Image: ANDREW P. HENRY
Scientists have long recognized that, faced with new environmental conditions, populations of organisms will eventually speciate. What they didn't know was just how quickly those populations that share common ancestry can become reproductively isolated from one another. The fastest known examples of such change, taking several hundred generations, had been documented in certain insects.
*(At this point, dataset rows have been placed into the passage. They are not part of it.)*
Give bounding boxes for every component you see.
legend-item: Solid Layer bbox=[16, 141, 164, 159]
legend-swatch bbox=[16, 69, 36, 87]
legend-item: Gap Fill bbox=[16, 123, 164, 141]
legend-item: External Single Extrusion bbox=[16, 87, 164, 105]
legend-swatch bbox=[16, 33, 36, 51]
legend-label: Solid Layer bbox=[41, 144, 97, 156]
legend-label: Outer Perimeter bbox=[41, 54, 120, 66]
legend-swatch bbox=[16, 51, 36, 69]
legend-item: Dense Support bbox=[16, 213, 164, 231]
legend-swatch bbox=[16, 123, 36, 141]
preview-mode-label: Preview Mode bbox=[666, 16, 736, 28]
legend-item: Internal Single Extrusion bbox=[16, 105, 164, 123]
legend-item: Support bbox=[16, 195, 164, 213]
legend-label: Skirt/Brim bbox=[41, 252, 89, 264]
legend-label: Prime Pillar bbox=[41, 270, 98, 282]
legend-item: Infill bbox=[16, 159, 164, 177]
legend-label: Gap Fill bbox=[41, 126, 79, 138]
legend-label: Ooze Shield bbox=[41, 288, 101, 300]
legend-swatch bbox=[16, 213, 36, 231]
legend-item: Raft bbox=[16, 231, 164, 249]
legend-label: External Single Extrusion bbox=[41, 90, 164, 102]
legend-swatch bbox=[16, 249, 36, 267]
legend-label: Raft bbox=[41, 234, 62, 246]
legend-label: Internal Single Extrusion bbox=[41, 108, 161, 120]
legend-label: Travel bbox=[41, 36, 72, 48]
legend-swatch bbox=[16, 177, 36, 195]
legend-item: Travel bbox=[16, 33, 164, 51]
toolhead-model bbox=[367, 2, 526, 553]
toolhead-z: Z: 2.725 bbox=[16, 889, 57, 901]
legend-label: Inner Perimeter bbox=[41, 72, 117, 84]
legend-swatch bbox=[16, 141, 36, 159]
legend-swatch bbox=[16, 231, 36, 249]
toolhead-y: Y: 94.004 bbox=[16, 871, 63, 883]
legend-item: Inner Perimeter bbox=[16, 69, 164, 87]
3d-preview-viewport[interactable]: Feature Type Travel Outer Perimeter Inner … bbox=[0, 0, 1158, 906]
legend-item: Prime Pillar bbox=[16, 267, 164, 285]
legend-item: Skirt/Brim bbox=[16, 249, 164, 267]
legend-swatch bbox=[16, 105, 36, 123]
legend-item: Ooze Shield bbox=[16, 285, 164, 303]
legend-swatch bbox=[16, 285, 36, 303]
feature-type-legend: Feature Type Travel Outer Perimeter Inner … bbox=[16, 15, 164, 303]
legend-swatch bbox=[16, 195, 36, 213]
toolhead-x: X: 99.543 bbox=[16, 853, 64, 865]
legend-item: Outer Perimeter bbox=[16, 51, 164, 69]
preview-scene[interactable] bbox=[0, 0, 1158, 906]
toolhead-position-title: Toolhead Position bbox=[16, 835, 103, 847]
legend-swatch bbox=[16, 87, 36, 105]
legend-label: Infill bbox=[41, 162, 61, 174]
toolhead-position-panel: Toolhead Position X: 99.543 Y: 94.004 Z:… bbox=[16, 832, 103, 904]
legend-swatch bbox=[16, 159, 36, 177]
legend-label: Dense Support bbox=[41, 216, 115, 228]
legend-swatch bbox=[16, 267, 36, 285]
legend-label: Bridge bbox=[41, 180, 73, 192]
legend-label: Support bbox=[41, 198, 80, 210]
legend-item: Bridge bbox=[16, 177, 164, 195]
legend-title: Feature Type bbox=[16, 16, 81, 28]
Now new research, reported today in the journal Science, describes a run of salmon that colonized a river and a lake beach, and evolved partial reproductive isolation in fewer than 13 generations. Natural selection, it appears, can spur the emergence of new species far faster than expected.
Lead author Andrew P. Hendry, who was a graduate student at the University of Washington when the research was conducted, and his colleagues examined sockeye salmon (right) in Seattle's Lake Washington and the Cedar River, which flows into the lake. Originally from Baker Lake in northwest Washington state, the sockeye were introduced into Lake Washington between 1937 and 1945. In the 60 years since then, the salmon have split into two morphologically distinct populations. Males that breed along the lake beach, for example, are deeper-bodied than males that spawn in the river, where a slim body is better suited to swimming against strong currents. Similarly, river females are larger, which enables them to dig deeper nests that offer better protection to their eggs during flooding. Although the fish swam between the sites, genetic analyses reveal that fish hatched in the river had little success in breeding at the beach.
The results of this study, along with those of a related study of fruit flies that also appears today in Science, provide strong evidence that reproductive isolation evolves rapidly. "This raises the question: Why do we not see more species?" Nick Barton of the University of Edinburgh writes in an accompanying commentary. Perhaps, he offers, new species may in fact form often, but only rarely to the extent that they are recognized as separate species by biologists or that they find a distinct ecological niche. "For ecologists," he remarks, "the question is then whether the number of established species that we see is determined by a balance between the rate of speciation and the rate of extinction, or instead is set by the range of distinct niches that are available."